Ricky Nababan v. Eric H. Holder Jr.
This text of 357 F. App'x 123 (Ricky Nababan v. Eric H. Holder Jr.) is published on Counsel Stack Legal Research, covering Court of Appeals for the Ninth Circuit primary law. Counsel Stack provides free access to over 12 million legal documents including statutes, case law, regulations, and constitutions.
Opinions
MEMORANDUM
Ricky Belfast Nababan, a native and citizen of Indonesia, petitions for review of the Board of Immigration Appeals’s (BIA) order dismissing his appeal from an immigration judge’s (IJ) decision denying his application for asylum, withholding of removal, and protection under the Convention Against Torture (CAT). We have jurisdiction under 8 U.S.C. § 1252. We review legal conclusions de novo and factual findings for substantial evidence. Ochoa v. Gonzales, 406 F.3d 1166, 1169 (9th Cir.2005). We deny the petition for review.
The BIA did not apply the wrong legal standard or fail to properly address Nababan’s asylum claim. The BIA acknowledged the IJ’s conclusion that Nababan failed to demonstrate a well-founded fear of future persecution. After supplying its own analysis as to Nababan’s grounds for asylum (i.e., race, religion, and social group), the BIA concluded there was “no reason to disturb” the IJ’s denial of Nababan’s application for asylum. Therefore, the BIA’s opinion reflects that the BIA properly considered the issues raised by Nababan’s asylum claim. See Lopez v. Ashcroft, 366 F.3d 799, 807 n. 6 (9th Cir.2004) (“[T]he [BIA] does not have to write an exegesis on every contention.” (internal quotation marks omitted)).

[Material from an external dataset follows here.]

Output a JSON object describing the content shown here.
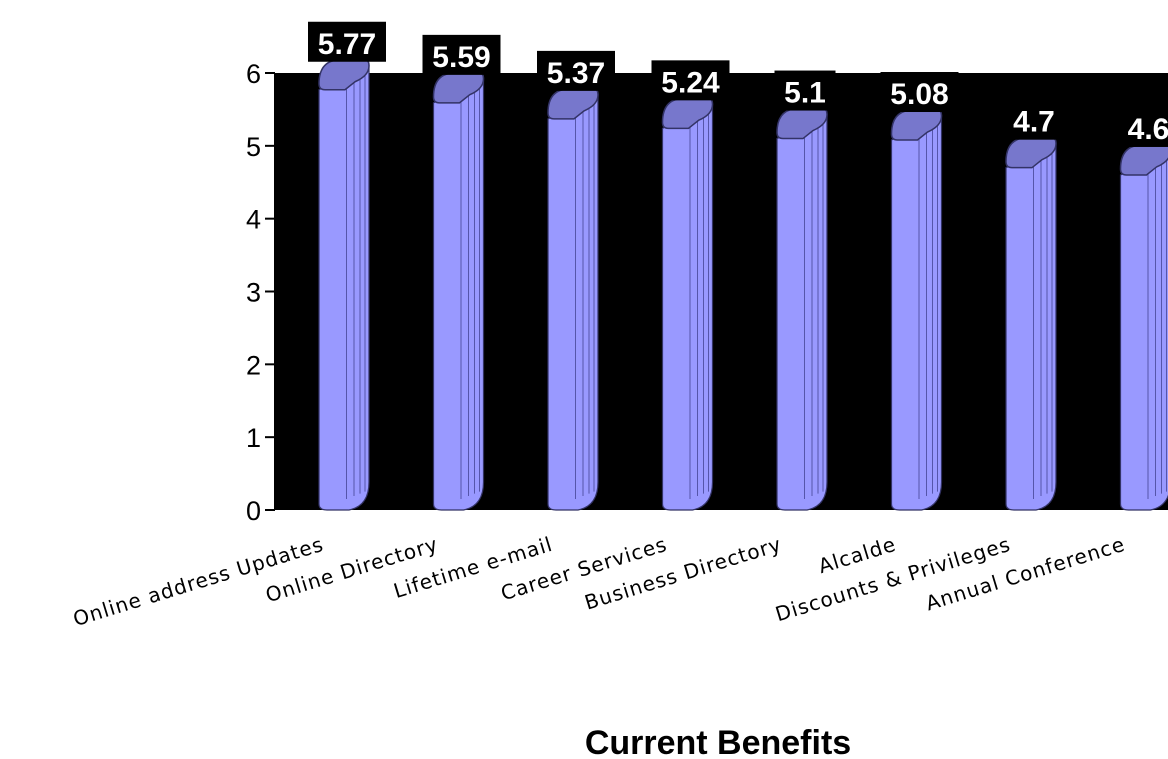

Substantial evidence supports the IJ’s and BIA’s denial of asylum. Nababan did not allege that he suffered past persecution in Indonesia. Nababan failed to establish a well-founded fear of future persecution because even if he were a member of a disfavored group, he did not demonstrate the requisite individualized risk of persecution. See Lolong v. Gonzales, 484 F.3d 1173, 1179-81 (9th Cir.2007) (en banc). In addition, Nababan has similarly-situated family members who remain in Indonesia unharmed. See Hakeem v. INS, 273 F.3d 812, 816-17 (9th Cir.2001) (“An applicant’s claim of persecution upon re[125]*125turn is weakened, even undercut, when similarly-situated family members continue to live in the country without incident....”). Lastly, the record does not compel the conclusion that Nababan demonstrated a pattern or practice of persecution against ethnic Bataks, Christians, or Westernized individuals in Indonesia. See Wakkary v. Holder, 558 F.3d 1049, 1060-62 (9th Cir.2009); see also Lolong, 484 F.3d at 1180-81.
Because Nababan did not establish asylum eligibility, it necessarily follows that he did not satisfy the more stringent standard for withholding of removal. See Ze-hatye v. Gonzales, 453 F.3d 1182,1190 (9th Cir.2006). Substantial evidence also supports the denial of CAT relief because Nababan did not demonstrate that it is more likely than not that he would be tortured if returned to Indonesia. See Wakkary, 558 F.3d at 1067-68.
PETITION FOR REVIEW DENIED.
This disposition is not appropriate for publication and is not precedent except as provided by 9th Cir. R. 36-3.